Study on the Role of Gut Microbiota Metabolites in Postmenopausal Osteoporosis Based on Network Pharmacology

Background Postmenopausal osteoporosis (PMOP) is a prevalent skeletal disorder characterized by reduced bone mass and increased fracture risk, driven by estrogen deficiency and disrupted bone remodeling. Emerging evidence suggests that gut microbiota and their metabolites influence bone homeostasis, yet their pharmacological mechanisms remain underexplored. This study employs network pharmacology to investigate the molecular interactions and pathways through which gut microbiota metabolites modulate PMOP pathogenesis. Methods Gut microbiota metabolites and associated target genes were retrieved from the gutMGene v2.0 database, with potential targets predicted using the SEA and SwissTargetPrediction databases. PMOP-related targets were sourced from GeneCards, DisGeNET, and OMIM databases. Core targets were identified through protein-protein interaction (PPI) network analysis, followed by Gene Ontology (GO) and KEGG pathway enrichment analyses. A microbiota-substrate-metabolite-target (MSMT) network was constructed to map interactions.
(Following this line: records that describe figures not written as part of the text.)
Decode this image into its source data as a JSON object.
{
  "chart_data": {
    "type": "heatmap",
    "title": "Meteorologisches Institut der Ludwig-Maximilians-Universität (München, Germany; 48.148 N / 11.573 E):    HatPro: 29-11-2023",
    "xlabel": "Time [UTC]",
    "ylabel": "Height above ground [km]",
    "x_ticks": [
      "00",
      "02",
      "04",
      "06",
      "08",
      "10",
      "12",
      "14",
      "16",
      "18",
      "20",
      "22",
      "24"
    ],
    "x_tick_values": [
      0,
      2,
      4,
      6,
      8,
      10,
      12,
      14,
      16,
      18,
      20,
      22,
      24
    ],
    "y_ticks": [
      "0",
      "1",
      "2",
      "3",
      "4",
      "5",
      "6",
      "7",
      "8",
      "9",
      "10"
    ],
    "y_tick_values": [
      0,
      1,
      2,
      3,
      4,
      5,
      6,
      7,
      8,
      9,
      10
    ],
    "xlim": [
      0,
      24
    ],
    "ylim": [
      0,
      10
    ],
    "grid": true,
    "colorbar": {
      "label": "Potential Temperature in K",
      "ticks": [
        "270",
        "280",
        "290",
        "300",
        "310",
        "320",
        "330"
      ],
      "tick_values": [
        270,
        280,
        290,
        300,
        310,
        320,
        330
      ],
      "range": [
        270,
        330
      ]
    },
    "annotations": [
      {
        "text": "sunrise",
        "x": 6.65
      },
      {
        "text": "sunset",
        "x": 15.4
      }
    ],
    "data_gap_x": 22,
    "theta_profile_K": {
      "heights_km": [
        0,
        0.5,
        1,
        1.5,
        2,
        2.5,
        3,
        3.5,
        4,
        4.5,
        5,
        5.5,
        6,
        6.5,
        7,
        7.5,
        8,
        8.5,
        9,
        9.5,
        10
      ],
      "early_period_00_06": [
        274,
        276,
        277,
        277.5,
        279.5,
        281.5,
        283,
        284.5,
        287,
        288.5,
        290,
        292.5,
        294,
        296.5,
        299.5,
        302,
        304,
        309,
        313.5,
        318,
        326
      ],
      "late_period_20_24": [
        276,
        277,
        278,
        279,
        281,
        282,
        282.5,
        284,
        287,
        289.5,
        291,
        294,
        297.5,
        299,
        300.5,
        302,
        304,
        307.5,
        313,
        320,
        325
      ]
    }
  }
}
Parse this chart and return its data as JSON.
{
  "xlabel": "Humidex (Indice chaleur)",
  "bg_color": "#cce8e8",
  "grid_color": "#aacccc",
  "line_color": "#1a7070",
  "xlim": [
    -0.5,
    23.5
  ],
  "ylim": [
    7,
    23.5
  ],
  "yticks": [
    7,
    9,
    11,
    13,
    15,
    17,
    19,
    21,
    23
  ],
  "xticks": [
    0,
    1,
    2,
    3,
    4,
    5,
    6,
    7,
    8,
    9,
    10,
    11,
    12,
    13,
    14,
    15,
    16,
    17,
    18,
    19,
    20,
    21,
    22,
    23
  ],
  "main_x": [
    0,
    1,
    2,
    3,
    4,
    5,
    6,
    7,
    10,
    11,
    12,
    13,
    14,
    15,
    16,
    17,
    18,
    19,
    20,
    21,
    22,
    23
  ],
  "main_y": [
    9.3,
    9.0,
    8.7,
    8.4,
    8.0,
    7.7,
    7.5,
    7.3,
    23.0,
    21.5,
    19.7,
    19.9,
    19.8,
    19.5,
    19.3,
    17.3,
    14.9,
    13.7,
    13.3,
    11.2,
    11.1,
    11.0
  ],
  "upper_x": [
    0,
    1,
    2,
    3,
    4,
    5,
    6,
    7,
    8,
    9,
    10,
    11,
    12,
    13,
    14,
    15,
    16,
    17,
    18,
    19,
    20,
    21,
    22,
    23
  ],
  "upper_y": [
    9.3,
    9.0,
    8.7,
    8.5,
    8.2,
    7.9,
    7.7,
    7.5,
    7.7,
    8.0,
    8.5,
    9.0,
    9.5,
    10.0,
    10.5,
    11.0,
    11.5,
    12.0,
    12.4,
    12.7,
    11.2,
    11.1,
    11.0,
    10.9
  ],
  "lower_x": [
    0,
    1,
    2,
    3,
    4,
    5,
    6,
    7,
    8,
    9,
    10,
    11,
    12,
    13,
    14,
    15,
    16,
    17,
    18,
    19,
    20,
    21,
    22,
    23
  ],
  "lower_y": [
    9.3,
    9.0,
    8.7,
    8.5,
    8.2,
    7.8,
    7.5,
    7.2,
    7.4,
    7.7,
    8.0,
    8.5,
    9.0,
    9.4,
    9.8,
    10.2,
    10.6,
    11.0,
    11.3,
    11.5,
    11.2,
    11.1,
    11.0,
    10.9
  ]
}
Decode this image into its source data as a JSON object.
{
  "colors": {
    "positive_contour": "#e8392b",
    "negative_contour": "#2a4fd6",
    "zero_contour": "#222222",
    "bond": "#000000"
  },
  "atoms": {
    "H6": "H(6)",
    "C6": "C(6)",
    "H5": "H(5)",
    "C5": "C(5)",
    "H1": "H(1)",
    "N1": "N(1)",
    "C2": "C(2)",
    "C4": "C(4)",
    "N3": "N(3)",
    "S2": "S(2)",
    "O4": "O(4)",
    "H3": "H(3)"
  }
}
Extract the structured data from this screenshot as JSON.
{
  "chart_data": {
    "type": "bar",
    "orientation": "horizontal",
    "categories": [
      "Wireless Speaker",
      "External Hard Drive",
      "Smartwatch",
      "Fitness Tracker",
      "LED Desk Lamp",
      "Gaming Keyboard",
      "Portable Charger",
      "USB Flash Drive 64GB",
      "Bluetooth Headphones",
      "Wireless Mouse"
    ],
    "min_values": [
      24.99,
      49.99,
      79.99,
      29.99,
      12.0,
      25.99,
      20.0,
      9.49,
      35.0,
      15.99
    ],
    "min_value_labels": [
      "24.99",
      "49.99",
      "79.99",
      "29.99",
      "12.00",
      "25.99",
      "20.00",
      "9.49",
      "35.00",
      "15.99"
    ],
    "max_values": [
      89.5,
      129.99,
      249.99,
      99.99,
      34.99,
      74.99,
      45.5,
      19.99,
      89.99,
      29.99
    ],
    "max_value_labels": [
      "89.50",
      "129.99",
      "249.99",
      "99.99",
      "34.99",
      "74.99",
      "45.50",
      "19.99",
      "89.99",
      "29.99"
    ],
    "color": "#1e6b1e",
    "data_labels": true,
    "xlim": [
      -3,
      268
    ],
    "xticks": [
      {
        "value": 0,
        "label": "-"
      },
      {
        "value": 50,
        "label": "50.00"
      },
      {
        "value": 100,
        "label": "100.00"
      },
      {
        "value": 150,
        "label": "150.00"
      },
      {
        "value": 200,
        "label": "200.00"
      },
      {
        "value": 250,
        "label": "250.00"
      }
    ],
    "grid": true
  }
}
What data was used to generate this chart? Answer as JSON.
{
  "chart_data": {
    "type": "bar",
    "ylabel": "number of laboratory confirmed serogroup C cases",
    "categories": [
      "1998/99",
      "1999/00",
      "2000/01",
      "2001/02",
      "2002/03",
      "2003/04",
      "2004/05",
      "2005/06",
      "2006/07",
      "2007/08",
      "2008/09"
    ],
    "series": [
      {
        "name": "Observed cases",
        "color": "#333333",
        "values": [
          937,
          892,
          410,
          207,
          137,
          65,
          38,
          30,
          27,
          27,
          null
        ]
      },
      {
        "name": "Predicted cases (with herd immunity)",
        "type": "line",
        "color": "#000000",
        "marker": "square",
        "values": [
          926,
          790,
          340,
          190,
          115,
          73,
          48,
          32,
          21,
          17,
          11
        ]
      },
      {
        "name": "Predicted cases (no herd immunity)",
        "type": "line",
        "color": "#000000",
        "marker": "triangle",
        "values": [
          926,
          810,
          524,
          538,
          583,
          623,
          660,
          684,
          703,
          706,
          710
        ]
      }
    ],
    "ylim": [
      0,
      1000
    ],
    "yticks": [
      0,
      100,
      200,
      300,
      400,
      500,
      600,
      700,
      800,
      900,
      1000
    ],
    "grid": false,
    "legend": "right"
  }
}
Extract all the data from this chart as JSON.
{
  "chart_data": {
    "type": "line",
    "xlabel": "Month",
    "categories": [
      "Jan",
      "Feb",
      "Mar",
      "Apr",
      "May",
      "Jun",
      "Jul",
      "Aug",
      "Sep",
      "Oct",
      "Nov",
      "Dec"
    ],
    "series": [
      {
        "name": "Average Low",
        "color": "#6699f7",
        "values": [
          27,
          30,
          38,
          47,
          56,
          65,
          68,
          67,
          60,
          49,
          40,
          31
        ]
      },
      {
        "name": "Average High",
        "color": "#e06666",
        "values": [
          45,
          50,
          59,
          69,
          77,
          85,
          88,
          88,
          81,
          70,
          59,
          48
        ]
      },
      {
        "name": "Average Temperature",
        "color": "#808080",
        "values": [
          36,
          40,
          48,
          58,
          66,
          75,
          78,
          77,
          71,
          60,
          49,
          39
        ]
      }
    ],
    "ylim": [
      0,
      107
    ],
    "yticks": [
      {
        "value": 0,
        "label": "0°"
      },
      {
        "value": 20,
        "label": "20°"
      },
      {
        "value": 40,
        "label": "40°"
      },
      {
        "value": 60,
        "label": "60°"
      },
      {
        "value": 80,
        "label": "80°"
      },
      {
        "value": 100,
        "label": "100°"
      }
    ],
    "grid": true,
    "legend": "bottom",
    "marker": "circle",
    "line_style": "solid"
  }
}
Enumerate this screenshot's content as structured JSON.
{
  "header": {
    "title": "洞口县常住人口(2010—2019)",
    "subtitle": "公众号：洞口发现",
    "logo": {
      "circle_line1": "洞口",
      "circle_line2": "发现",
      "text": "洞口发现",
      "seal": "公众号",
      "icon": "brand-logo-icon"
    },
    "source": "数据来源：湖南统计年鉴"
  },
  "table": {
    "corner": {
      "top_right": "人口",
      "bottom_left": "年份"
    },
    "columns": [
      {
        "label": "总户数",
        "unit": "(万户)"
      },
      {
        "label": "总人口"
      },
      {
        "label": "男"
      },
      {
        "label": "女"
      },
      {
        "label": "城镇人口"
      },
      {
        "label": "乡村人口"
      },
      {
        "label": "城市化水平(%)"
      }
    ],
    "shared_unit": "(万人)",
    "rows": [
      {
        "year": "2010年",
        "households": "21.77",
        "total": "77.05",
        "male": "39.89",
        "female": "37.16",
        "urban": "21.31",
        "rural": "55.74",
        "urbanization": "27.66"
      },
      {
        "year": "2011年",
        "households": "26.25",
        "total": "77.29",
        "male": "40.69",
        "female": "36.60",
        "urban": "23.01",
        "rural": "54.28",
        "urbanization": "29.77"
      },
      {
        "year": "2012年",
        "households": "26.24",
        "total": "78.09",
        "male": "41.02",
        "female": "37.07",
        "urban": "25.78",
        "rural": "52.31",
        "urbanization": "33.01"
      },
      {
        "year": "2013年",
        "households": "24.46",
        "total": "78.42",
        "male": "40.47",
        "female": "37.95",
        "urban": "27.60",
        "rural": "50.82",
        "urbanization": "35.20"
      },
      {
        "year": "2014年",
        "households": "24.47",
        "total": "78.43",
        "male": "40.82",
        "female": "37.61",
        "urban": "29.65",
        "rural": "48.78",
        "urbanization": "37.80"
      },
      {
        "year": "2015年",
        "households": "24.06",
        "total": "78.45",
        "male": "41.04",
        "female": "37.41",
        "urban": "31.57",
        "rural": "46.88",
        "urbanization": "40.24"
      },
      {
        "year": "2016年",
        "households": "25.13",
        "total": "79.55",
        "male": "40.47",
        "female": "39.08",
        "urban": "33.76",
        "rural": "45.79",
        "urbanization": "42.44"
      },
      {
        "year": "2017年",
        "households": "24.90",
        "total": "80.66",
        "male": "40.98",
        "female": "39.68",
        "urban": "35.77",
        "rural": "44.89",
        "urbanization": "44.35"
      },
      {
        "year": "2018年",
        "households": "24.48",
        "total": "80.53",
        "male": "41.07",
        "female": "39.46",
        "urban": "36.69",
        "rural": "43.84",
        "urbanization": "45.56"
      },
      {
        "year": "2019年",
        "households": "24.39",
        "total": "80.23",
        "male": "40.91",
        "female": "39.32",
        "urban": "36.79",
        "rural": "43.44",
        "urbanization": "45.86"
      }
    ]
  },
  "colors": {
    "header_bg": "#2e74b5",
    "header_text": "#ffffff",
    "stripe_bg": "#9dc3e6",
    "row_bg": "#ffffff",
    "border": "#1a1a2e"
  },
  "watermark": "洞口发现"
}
Results A total of 48 overlapping targets between gut microbiota metabolites and PMOP were identified, with IL6, TNF, TP53, AKT1, and IL1B emerging as hub genes. The MSMT network revealed associations with 31 metabolites, including flavonoids (e.g., kaempferol, luteolin, diosmetin), 23 substrates, and 65 microbial taxa, such as Akkermansia muciniphila. KEGG analysis highlighted enrichment in PI3K-Akt, MAPK, IL-17, TNF, and osteoclast differentiation pathways, indicating a regulatory network involving inflammation and bone remodeling. Conclusion Gut microbiota metabolites influence PMOP through key targets (IL6, TNF, TP53, AKT1, IL1B) and pathways, forming an inflammation-bone remodeling axis. These findings suggest that targeting this network, particularly through modulation of microbial metabolites, offers a promising therapeutic strategy for PMOP. Further validation is needed to translate these insights into clinical applications.